A las 8:30 AM ya estábamos sobre ruedas. Día increíble: cielo limpio, temperatura perfecta, la mejor compañía. ¿Qué más se puede pedir? Sí: conocer el museo de motos más importante del mundo.
Pero antes, más rutas alternativas. Salimos de Auburn hacia el norte y luego oeste, ya en Alabama, por caminos secundarios donde las casas aparecen cada 100 metros, perdidas entre árboles gigantes. Empezaron las curvas y contra curvas, las ondulaciones del terreno, las rutas más angostas y serpenteantes.
Y Lucky diciéndome:
—“Esto no es nada, esperá a que lleguemos a la Tail of the Dragon…”.

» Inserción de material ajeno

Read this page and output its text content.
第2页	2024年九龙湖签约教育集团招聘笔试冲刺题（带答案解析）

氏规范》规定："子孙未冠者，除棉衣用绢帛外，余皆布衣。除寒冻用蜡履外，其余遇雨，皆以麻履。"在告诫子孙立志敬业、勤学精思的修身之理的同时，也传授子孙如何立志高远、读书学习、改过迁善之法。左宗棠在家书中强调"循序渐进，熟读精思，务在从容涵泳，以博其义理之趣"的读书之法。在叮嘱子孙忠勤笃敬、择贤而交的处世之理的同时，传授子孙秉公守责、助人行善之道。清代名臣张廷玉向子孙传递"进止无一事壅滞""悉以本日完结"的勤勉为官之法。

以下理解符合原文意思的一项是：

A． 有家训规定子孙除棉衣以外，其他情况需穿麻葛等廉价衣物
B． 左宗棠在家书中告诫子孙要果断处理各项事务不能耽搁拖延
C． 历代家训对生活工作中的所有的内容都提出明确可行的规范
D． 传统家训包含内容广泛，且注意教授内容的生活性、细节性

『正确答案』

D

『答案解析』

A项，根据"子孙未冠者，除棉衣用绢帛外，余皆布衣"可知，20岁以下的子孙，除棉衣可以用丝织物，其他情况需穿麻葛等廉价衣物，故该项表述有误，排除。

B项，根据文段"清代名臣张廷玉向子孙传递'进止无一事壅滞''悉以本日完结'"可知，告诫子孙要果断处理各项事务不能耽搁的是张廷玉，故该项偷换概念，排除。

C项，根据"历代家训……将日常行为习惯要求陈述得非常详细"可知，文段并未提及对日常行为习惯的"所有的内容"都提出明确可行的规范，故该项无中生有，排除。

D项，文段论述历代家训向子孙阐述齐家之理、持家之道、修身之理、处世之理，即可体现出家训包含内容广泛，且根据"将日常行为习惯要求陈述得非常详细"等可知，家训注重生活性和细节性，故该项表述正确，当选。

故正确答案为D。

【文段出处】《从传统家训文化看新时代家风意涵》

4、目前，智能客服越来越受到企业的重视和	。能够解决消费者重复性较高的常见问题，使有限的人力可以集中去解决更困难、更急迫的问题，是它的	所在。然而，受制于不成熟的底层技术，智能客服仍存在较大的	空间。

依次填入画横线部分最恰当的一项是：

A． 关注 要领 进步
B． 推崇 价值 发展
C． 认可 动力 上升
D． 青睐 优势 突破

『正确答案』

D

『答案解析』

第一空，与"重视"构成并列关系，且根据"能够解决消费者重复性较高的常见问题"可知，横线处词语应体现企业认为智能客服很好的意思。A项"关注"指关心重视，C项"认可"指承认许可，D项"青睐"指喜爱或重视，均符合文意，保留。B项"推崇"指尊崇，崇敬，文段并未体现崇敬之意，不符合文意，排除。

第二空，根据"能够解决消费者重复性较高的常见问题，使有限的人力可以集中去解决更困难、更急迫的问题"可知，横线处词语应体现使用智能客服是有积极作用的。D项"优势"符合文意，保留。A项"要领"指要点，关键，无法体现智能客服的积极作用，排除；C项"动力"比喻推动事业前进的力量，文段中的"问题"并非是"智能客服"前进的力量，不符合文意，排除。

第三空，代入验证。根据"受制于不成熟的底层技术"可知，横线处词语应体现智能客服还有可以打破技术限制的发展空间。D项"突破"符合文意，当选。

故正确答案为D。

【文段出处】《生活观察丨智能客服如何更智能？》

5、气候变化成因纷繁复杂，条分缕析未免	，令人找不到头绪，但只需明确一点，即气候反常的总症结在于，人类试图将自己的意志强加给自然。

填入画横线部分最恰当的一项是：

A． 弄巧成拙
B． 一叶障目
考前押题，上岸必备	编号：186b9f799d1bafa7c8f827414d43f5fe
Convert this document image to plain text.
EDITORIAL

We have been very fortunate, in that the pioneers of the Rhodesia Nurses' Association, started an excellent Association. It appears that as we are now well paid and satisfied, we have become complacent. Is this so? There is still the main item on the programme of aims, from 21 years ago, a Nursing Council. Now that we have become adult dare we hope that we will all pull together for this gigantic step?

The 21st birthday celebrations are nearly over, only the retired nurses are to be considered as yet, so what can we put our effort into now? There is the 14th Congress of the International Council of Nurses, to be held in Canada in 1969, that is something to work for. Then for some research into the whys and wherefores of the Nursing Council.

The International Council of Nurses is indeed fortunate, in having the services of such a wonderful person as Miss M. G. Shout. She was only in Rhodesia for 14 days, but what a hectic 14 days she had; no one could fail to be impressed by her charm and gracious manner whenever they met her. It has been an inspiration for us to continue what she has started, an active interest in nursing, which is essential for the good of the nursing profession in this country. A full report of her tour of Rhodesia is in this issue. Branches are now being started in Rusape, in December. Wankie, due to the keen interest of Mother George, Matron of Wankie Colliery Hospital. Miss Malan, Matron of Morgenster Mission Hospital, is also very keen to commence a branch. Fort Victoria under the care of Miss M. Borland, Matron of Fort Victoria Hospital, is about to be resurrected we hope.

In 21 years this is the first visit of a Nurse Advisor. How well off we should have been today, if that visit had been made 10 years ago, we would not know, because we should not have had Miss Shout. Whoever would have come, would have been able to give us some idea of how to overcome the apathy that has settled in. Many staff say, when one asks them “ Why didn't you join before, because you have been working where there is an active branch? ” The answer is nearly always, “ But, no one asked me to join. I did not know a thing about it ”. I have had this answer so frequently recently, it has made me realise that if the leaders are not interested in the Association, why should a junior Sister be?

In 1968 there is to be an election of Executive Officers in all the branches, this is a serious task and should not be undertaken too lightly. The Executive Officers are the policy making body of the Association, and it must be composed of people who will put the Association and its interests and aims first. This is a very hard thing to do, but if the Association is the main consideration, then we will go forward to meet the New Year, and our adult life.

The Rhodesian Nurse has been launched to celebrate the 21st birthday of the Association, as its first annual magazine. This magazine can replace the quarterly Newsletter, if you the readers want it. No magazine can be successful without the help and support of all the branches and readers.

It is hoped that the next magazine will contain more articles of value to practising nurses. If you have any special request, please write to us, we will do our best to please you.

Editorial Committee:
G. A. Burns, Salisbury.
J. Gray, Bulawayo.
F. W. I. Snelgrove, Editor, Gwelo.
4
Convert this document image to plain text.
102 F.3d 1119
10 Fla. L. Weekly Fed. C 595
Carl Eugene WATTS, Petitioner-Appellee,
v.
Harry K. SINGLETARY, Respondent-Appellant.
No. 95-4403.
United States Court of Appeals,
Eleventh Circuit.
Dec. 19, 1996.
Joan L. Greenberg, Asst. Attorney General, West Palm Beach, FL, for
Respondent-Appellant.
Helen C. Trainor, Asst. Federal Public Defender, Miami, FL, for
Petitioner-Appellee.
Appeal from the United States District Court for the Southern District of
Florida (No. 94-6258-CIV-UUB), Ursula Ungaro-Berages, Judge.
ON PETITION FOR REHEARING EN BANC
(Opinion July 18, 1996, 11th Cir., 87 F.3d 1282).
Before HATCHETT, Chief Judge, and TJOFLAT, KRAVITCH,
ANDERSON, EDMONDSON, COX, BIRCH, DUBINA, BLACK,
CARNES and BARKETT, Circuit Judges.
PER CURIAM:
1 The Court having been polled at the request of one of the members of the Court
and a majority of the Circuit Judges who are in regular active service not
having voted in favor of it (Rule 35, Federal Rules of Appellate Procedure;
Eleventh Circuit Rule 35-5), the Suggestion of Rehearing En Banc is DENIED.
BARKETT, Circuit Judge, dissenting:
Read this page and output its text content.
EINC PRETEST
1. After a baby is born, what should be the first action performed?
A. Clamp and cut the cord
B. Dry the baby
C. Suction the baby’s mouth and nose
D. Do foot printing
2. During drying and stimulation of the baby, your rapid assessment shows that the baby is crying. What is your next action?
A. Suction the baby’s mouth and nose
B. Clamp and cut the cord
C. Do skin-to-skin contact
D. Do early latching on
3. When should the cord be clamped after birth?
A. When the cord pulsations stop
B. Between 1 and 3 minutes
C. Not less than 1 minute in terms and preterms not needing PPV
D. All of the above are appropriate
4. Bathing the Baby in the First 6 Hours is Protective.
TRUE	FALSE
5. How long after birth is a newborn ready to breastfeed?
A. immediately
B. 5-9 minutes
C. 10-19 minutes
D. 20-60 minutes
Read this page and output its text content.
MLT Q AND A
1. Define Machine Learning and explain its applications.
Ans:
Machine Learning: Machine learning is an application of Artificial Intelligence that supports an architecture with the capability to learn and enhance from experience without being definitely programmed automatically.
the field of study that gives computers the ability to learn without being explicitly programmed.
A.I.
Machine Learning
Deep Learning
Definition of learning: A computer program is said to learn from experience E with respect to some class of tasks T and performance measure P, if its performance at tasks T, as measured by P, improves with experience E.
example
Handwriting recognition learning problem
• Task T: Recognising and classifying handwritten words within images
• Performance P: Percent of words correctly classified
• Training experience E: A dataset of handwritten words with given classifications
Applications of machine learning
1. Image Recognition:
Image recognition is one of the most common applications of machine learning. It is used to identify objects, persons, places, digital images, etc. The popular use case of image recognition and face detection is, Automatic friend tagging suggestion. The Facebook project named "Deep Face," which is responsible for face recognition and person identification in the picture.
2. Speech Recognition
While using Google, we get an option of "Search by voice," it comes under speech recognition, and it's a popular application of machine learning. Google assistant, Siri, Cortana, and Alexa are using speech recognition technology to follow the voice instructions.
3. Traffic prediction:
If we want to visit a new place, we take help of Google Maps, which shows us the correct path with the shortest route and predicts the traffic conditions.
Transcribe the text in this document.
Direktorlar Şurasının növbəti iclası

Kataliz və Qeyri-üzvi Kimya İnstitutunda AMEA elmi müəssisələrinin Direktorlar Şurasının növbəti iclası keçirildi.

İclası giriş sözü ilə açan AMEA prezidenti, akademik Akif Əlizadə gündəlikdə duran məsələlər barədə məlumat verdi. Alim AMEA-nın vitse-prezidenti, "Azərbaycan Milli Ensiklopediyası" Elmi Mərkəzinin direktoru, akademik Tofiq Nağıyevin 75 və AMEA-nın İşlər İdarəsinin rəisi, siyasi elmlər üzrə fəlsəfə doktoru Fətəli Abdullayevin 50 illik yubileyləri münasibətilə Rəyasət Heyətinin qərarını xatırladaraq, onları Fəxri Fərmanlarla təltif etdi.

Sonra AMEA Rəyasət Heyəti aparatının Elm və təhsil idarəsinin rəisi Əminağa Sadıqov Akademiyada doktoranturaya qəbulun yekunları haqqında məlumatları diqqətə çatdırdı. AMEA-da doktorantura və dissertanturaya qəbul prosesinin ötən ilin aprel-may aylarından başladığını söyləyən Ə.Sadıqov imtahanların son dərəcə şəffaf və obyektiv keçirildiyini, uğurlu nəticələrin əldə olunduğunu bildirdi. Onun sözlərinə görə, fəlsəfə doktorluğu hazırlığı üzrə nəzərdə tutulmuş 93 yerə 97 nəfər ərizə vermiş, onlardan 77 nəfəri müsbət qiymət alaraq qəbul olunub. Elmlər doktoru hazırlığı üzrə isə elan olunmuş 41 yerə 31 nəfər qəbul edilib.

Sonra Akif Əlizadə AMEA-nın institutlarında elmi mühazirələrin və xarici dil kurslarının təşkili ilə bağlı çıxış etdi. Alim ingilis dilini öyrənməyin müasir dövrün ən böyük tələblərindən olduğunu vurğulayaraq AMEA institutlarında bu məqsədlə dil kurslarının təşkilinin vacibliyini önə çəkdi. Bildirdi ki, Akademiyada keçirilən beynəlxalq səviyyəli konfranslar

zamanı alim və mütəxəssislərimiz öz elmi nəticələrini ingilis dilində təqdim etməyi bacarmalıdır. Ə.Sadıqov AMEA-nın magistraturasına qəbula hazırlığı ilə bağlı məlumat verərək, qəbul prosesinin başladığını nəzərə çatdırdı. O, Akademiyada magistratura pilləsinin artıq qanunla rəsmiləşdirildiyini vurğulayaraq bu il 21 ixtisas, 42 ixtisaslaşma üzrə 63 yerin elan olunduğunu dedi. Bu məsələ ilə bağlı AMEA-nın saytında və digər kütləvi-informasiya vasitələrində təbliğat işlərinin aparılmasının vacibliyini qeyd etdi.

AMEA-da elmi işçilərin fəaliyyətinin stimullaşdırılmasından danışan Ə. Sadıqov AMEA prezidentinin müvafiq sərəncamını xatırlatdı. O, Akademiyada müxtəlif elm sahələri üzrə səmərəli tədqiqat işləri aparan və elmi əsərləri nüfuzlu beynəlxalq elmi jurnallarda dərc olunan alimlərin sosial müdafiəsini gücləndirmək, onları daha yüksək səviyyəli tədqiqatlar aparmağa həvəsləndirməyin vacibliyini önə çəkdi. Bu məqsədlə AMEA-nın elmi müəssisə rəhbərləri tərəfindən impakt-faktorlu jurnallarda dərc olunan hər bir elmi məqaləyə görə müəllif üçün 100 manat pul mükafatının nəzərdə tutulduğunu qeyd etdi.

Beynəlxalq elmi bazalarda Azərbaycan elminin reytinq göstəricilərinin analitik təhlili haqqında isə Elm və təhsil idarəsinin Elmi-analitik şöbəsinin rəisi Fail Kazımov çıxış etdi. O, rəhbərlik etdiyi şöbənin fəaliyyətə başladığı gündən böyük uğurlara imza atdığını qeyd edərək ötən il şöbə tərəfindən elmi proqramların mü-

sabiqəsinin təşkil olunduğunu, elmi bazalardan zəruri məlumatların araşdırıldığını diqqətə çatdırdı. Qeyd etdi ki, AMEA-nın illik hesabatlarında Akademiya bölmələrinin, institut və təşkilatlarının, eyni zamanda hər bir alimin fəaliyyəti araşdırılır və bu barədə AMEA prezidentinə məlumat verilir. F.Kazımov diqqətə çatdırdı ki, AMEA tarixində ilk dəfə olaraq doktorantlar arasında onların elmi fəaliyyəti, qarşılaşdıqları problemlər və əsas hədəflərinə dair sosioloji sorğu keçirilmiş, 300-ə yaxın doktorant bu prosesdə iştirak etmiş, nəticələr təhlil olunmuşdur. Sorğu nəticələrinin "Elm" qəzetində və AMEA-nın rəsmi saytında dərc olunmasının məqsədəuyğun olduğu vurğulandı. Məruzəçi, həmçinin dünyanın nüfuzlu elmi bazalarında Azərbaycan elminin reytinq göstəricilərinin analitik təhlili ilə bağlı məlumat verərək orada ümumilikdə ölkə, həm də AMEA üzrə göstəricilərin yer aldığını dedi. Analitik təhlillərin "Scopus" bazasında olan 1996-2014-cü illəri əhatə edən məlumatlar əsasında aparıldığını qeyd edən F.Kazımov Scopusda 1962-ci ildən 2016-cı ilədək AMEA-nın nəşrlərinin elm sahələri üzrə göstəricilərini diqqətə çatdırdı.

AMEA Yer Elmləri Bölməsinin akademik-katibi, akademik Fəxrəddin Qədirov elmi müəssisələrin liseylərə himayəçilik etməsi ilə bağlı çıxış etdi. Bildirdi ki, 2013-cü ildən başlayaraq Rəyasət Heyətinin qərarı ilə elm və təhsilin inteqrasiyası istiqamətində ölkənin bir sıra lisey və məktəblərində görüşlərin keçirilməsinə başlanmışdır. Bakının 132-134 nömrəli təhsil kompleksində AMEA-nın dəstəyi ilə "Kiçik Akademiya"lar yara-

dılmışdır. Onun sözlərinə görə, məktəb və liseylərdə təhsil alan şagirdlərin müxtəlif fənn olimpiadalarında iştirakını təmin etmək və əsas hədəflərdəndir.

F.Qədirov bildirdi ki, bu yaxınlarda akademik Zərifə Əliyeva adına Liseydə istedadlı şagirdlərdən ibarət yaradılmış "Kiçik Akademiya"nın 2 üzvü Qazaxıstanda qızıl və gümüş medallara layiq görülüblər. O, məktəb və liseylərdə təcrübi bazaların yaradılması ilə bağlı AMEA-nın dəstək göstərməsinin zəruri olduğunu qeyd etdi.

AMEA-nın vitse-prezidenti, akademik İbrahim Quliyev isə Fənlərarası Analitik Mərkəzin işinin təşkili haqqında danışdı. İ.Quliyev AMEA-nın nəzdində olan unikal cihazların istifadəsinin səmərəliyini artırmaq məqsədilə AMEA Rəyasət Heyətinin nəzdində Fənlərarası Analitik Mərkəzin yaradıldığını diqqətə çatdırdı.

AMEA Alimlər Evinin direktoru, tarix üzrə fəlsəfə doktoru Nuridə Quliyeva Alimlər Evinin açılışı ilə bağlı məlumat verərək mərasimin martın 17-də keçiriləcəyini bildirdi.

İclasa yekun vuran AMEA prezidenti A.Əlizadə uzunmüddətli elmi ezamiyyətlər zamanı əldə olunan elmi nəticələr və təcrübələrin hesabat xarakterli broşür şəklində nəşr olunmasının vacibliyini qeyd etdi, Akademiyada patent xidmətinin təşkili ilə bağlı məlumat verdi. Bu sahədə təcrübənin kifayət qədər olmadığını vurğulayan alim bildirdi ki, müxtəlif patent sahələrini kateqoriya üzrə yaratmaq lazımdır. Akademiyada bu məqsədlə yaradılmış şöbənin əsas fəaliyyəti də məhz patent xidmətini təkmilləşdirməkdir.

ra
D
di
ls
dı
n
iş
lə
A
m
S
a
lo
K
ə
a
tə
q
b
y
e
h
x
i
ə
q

¿Que esto no es nada? Para mí era muchísimo. La curva más cerrada que había tomado en mi vida era la del empalme de la Panamericana con la General Paz. Y ahora estaba balanceándome de un lado a otro a más de 100 km/h, enlazando curvas ciegas, subidas y bajadas.
Igual, mi diálogo interno decía: no importa, disfrutá, andá tomando experiencia, sentí la moto, ganá confianza y dejá que fluya.
Paramos en una estación de servicio abandonada, bien típica de esos lares, con surtidores viejos y carteles oxidados. Aprovechamos para disfrutar del paisaje, estirar las piernas y charlar un rato de lo que estábamos viviendo. Ese lugar está en Sterrett, Alabama, en el condado de Shelby, cerca de la ciudad de Birmingham, a unos 100 km de Auburn.
Seguimos ruta, ahora sí directo al Barber Vintage Motorsports Museum, en Leeds, a las afueras de Birmingham, junto a la autopista I-20. Es el museo de motos más importante del mundo: un edificio moderno de cinco pisos y más de 1.600 motos y autos de carrera en colección, con cerca de 900 exhibidos al mismo tiempo. Además, está rodeado por un circuito de carreras donde prueban y corren motos y autos. 
Enloquecí con el lugar. Es un templo. Cinco pisos repletos de motos y autos de todos los tiempos y de todas las marcas y países. Desde las primeras motos a vapor hasta las últimas MotoGP. Sectores específicos para off-road, street, choppers, pista, motos de policía, de aventura, de guerra… Era demasiada información. Habré sacado más de 2.000 fotos; algún día tendré que armar un álbum como la gente.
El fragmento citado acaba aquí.